Maintaining the sharp responses expected of the GTI are unique springs and dampers linked to a ride height lowered by 22 mm at the front and 15 mm at the rear. The strut-type front and multi-link rear suspension is joined by new anti-roll bars to provide sharper responses. In addition, Volkswagen's Adaptive Chassis Control system (ACC), featuring pneumatically controlled damper units, is offered for the first time on the GTI. This allows the driver to select from normal, comfort or sport modes to define the desired suspension, steering and accelerator response settings for any particular journey.
The mechanical changes are joined by subtle cosmetic additions. The basis of the GTI is the chassis structure of the new Mk VI Golf, onto which is added an aggressive new front bumper. This features a deep honeycomb airdam framed by vertical foglights which sit below a new grille element adorned by the now iconic GTI badge. As with the Mk VI Golf, the GTI uses horizontal lines to make the new car appear lower and wider than it really is. In reality, the new GTI is 27 mm wider than the car it replaces.
At the rear, a diffuser is located between an all-new exhaust system with separated tailpipes to lower further the stance of the car. A subtle rear wing sits above a pair of smoked rear light lenses and a single 'GTI' badge.

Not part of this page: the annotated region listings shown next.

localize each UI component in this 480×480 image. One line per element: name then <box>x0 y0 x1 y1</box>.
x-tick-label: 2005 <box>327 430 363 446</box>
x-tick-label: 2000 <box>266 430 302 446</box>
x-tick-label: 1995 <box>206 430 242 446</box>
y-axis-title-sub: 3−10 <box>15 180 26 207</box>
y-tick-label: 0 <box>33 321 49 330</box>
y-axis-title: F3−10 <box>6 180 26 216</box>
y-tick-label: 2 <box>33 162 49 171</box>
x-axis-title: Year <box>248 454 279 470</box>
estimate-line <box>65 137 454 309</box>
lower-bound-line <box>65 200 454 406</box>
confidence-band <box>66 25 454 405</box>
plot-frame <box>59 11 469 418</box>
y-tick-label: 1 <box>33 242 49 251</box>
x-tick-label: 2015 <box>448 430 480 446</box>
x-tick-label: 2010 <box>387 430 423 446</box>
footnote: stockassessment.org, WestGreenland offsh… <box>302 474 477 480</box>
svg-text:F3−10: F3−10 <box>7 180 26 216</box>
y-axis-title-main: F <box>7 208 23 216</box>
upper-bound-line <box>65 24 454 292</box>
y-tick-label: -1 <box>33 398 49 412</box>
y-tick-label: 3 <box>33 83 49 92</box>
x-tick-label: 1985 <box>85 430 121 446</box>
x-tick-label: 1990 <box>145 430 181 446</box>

Standard equipment highlights on the new GTI include red and black tartan sports seats with red stitching and headrests featuring the 'GTI' logo, a flat-bottomed GTI multifunction steering wheel, red brake callipers, 17-inch 'Monza' alloy wheels and 2Zone electronic climate control. Also, as with the entire Golf range, the new GTI features high levels of safety with ABS, ESP (Electronic Stabilisation Programme) and seven airbags, including for the first time a knee airbag, all as standard.